Is Eczema Genetic?
Eczema is a chronic condition with an established cure at this time. Unlike many conditions for which there is a cure, eczema is not caused by bacteria, virus, or fungi, but is considered to be a genetic tendency that predisposes affected individuals to dry and sensitive skin with a weakened barrier function.
A tendency for eczema often runs in families. Children whose parents had or have eczema will often develop eczema themselves. Called the atopic triad, eczema, along with hay fever and asthma are related diseases. They share increased sensitivity to environmental irritants, and thus often react to substances that most others wouldn't react to.
As these are genetic tendencies, finding a definitive cure is challenging as it isn't simply a matter of eliminating a bacteria from the body.

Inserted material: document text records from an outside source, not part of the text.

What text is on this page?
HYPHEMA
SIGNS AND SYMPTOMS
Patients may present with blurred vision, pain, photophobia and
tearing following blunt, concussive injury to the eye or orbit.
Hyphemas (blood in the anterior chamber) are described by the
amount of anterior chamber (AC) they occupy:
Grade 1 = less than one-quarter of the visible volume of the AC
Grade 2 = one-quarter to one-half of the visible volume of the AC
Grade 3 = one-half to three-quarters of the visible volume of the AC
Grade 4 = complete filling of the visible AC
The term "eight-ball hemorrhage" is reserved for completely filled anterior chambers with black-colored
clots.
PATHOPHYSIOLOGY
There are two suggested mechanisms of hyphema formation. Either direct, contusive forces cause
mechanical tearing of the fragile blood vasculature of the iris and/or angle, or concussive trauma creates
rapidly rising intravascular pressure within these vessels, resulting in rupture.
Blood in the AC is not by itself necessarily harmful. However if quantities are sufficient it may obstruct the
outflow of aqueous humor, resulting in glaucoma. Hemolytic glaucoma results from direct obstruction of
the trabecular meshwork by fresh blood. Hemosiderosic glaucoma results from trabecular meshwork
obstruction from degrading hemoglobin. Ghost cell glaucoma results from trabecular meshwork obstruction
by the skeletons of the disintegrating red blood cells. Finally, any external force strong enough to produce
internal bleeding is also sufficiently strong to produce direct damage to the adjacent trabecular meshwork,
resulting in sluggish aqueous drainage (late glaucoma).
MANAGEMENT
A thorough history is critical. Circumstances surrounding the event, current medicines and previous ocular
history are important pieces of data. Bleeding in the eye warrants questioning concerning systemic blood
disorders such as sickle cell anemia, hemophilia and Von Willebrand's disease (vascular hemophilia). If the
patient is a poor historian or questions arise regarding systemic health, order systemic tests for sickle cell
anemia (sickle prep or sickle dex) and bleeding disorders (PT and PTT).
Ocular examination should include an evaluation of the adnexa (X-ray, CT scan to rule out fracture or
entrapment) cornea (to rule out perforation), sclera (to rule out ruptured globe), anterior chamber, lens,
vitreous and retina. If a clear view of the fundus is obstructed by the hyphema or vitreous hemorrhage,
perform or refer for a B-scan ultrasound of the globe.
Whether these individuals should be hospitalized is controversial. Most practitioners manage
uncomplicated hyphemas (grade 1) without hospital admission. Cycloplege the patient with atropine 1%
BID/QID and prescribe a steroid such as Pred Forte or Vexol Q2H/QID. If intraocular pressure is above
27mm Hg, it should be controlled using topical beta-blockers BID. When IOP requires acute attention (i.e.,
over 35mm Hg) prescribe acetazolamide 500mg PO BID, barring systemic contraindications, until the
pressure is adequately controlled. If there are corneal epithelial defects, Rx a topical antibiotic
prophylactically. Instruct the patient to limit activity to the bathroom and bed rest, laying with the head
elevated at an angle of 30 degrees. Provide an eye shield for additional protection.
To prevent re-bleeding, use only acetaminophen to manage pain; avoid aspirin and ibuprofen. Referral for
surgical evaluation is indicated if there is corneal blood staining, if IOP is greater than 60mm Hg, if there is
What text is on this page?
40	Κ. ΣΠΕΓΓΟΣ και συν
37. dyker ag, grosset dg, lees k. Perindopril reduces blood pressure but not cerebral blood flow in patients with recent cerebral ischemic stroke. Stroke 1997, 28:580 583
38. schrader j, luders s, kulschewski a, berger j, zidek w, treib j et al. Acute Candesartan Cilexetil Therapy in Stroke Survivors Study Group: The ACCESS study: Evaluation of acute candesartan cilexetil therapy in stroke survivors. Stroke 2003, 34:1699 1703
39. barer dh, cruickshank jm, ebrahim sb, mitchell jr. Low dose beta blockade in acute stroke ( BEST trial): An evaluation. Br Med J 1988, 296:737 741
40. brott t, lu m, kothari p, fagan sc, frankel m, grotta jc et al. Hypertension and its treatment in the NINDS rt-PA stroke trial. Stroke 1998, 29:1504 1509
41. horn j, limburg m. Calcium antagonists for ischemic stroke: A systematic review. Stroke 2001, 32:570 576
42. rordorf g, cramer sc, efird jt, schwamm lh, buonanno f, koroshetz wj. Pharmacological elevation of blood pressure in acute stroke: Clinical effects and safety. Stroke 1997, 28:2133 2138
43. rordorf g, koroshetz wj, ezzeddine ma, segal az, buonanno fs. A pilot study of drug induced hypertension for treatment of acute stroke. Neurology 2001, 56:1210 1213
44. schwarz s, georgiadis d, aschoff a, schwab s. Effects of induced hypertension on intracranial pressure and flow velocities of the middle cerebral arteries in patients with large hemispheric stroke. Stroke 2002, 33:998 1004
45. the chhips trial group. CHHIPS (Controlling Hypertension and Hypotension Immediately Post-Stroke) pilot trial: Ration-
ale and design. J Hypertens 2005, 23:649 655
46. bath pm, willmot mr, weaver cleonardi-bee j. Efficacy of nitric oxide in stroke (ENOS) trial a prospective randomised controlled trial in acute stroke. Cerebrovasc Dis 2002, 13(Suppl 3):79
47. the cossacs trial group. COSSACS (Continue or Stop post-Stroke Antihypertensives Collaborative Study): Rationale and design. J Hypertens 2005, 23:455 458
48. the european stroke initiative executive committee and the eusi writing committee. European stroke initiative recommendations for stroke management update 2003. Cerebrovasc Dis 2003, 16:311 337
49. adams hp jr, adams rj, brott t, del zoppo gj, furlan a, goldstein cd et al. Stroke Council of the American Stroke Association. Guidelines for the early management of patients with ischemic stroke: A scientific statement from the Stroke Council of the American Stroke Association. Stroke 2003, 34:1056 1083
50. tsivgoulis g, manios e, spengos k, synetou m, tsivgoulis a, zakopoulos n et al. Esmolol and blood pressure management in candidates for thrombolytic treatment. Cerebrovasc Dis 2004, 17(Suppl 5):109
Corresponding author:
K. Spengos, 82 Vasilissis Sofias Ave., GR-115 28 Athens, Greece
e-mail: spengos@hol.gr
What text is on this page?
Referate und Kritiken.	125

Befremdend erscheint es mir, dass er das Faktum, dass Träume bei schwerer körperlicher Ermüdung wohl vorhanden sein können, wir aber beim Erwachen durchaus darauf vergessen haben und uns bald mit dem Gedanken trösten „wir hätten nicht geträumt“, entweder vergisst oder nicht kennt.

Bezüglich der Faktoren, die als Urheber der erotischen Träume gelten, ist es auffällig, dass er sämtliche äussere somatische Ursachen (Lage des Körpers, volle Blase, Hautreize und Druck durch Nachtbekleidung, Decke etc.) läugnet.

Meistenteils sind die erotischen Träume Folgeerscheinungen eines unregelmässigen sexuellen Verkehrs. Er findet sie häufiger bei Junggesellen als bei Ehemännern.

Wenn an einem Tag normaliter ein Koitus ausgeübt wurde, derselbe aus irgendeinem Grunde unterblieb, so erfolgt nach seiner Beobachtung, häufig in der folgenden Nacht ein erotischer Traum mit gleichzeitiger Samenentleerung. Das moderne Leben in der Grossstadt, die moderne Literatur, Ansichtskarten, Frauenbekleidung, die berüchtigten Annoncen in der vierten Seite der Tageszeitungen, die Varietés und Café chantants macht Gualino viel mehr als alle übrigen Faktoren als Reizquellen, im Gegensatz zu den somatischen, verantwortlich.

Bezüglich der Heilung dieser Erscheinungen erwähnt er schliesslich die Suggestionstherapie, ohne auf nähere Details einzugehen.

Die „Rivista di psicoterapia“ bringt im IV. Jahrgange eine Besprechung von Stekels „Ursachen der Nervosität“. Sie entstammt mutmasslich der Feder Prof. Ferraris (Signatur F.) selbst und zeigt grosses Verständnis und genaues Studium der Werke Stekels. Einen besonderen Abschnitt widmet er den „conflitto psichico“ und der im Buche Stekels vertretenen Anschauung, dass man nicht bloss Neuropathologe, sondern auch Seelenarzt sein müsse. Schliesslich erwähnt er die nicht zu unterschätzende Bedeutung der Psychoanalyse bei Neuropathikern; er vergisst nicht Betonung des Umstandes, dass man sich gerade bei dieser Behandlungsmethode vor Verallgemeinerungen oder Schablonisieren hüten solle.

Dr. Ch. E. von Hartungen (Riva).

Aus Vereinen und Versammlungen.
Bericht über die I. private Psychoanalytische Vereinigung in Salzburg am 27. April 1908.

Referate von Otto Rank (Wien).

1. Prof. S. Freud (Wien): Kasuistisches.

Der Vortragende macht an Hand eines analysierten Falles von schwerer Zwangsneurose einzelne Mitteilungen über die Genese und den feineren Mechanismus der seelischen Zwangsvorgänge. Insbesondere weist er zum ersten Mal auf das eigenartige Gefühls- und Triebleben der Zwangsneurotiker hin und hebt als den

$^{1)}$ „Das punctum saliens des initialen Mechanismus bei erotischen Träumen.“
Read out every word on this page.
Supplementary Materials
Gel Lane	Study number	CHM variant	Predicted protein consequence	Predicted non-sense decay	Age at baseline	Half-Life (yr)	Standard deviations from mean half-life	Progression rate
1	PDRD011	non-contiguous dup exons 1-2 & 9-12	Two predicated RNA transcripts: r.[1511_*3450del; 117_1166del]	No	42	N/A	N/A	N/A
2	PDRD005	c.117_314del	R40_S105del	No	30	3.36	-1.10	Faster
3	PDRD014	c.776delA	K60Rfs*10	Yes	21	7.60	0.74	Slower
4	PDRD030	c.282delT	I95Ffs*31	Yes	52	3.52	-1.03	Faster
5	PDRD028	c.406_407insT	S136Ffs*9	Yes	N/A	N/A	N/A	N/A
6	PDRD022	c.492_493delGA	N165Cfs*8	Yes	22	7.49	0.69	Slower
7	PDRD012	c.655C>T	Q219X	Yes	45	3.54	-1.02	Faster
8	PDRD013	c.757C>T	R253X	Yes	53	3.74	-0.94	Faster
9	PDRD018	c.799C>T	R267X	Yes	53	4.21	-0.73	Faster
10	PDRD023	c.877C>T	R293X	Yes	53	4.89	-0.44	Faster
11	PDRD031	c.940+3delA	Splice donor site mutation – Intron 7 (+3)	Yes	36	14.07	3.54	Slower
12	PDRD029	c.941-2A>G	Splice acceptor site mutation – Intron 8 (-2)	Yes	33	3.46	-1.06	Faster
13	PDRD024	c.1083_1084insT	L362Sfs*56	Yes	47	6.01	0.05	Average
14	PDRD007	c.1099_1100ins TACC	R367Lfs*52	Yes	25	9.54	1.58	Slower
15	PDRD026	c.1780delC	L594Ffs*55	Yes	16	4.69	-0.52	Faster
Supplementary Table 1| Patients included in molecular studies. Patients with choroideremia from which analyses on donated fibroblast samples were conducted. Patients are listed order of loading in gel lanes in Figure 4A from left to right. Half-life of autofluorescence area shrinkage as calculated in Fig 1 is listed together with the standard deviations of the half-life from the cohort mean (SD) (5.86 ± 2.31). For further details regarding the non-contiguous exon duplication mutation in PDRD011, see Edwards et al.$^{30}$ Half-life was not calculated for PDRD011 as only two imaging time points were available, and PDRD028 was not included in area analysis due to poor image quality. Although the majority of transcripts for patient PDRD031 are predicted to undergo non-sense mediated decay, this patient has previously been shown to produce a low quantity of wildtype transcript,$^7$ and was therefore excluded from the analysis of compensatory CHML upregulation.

While genetic factors are difficult to control, eczema has a strong environmental factor that influences when the symptoms come to the forefront. Eczema patients often have triggers that worsen their condition. Common triggers include allergens like dust, dander, and pollen, and in some cases food allergies.
Eczema patients also tend to be more sensitive to pollution, and slight changes in temperature and humidity levels. Although not all environmental factors can feasibly be controlled, efforts to manage exposure can reduce flares and minimize the symptoms of eczema.
Regular moisturizing also protects the skin and strengthens the skin barrier, helping eczema patients cope better with the environment.